Pode ser que em sua própria cabeça ele pense que resistiu à sedução, mas não é o que os fatos que ele próprio narra evidenciam. Janones topou ver Lula meras duas horas depois de se reunir com a presidente do PT, Gleisi Hoffmann, para as primeiras tratativas da aproximação formal. O encontro com o então candidato foi em uma suíte de hotel. Ele menciona que Lula estava sério no começo. A sisudez inspirou no deputado a gana de interromper a quebra de gelo de Gleisi: “peço perdão por interromper, mas não posso iniciar esta reunião sem antes dizer o significado que tem para mim estar frente a frente com o maior líder político vivo deste país e um dos maiores estadistas da história da política mundial. (...) Se hoje estou dando os primeiros passos nessa luta pra acabar com a fome e diminuir a desigualdade neste país, é porque o senhor me inspirou”. Soa como um seduzido relutante para alguém?

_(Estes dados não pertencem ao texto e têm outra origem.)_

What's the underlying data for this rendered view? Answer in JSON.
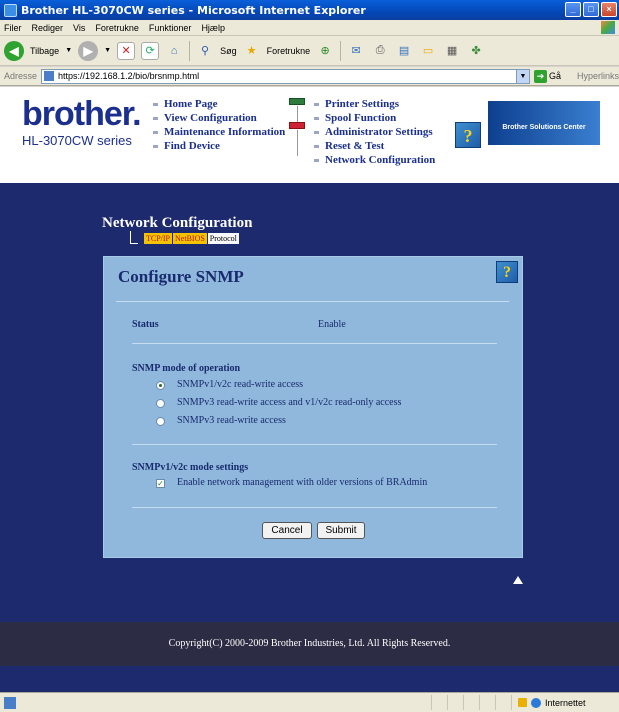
{
  "window": {
    "title": "Brother HL-3070CW series - Microsoft Internet Explorer"
  },
  "menu": [
    "Filer",
    "Rediger",
    "Vis",
    "Foretrukne",
    "Funktioner",
    "Hjælp"
  ],
  "toolbar": {
    "back_label": "Tilbage",
    "search_label": "Søg",
    "favorites_label": "Foretrukne"
  },
  "address": {
    "label": "Adresse",
    "url": "https://192.168.1.2/bio/brsnmp.html",
    "go_label": "Gå",
    "links_label": "Hyperlinks"
  },
  "header": {
    "logo": "brother.",
    "model": "HL-3070CW series",
    "nav_left": [
      "Home Page",
      "View Configuration",
      "Maintenance Information",
      "Find Device"
    ],
    "nav_right": [
      "Printer Settings",
      "Spool Function",
      "Administrator Settings",
      "Reset & Test",
      "Network Configuration"
    ],
    "solutions_label": "Brother Solutions Center"
  },
  "section": {
    "title": "Network Configuration",
    "tabs": [
      {
        "label": "TCP/IP",
        "active": true
      },
      {
        "label": "NetBIOS",
        "active": true
      },
      {
        "label": "Protocol",
        "active": false
      }
    ]
  },
  "panel": {
    "title": "Configure SNMP",
    "status_label": "Status",
    "status_value": "Enable",
    "mode_heading": "SNMP mode of operation",
    "modes": [
      {
        "label": "SNMPv1/v2c read-write access",
        "checked": true
      },
      {
        "label": "SNMPv3 read-write access and v1/v2c read-only access",
        "checked": false
      },
      {
        "label": "SNMPv3 read-write access",
        "checked": false
      }
    ],
    "v1v2c_heading": "SNMPv1/v2c mode settings",
    "checkbox_label": "Enable network management with older versions of BRAdmin",
    "checkbox_checked": true,
    "cancel_label": "Cancel",
    "submit_label": "Submit"
  },
  "footer": {
    "copyright": "Copyright(C) 2000-2009 Brother Industries, Ltd. All Rights Reserved."
  },
  "statusbar": {
    "zone": "Internettet"
  }
}
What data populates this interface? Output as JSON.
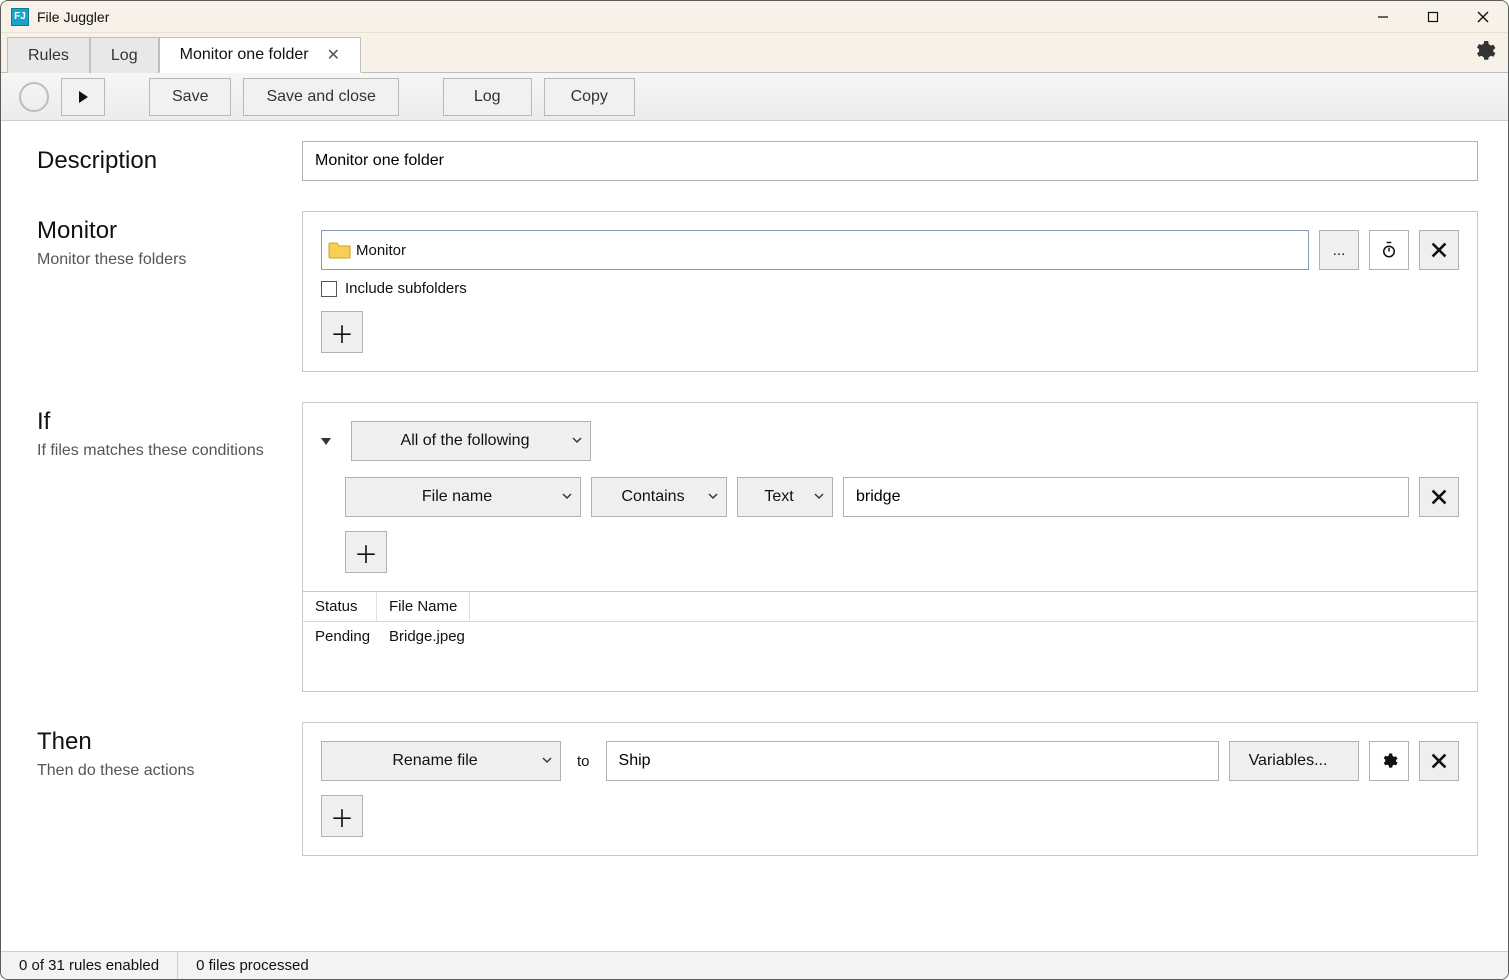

Teve até foto do Ricardo Stuckert e uma selfie.
“Bolsonaro me bloqueou” e a insistência nas lives
Foi no Twitter que Janones anunciou seu apoio, se dizendo ostracizado pelos outros candidatos: “Bolsonaro me bloqueou, Ciro não aceitou encontrar comigo, Tebet ignorou por completo a minha existência”. Abnegado, o deputado garante que “não tinha qualquer intenção de ganhar cargo no governo”.
“Seguir com meu mandato como deputado, cargo para o qual fui eleito pelo povo, sempre foi prioridade para mim”, ele afirma no segundo capítulo do livro. Bem diferente do que disse em outro áudio vazado após a publicação: “não tô fazendo nenhuma questão desse mandato, renunciar hoje seria uma coisa tão natural, você sabe o que é eu não me entristecer um milímetro?”.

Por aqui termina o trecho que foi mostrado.